You won't receive depreciation after it was no longer a rental (in 2024), however you will still need to address the depreciation recapture.
It will be a little tricky at that point since when the property is sold, you will need to estimate how much of the sales proceeds go against the basis you reported when the rental was placed in service.
In other words, say you purchased and placed the building in service with a basis of 100,000.
Say the depreciation taken (or could have been taken) is 25,000.
Now the "Adjusted Basis" is 75,000.
If it's sold for 250,000, you would have 25,000 depreciation recapture (Ordinary Income) and 150,000 Capital Gain.
Same example, but in 2024 you spend 5,000 to clean and paint and 15,000 on a new roof and 7,000 on landscaping that all died.

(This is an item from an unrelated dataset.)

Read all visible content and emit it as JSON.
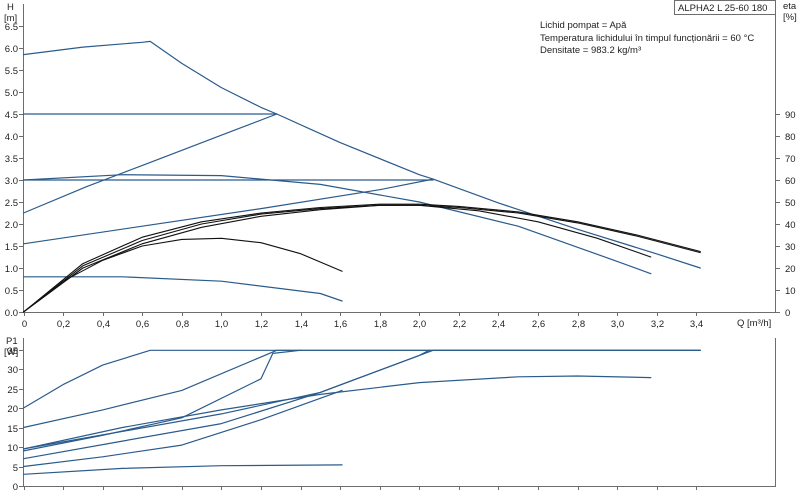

If it's sold for 250,000 you will still have 25,000 depreciation recapture, but the Capital Gain will be a little harder to figure.
Do you add the roof to the basis of the house? Can't add cleaning and paint since that does not increase the value and the landscaping all died. So if the new adjusted basis is 90,000, you'll have 25,000 depreciation recapture and135,000 Capital gain. 12,000 for the cleaning, painting and landscaping that died would be lost because those things did not add to the value of the house from when it was first placed in service.
It is a bit complicated. Expenses (like maintenance) paid for a building that is not available for rent are lost. Make sure you keep good receipts.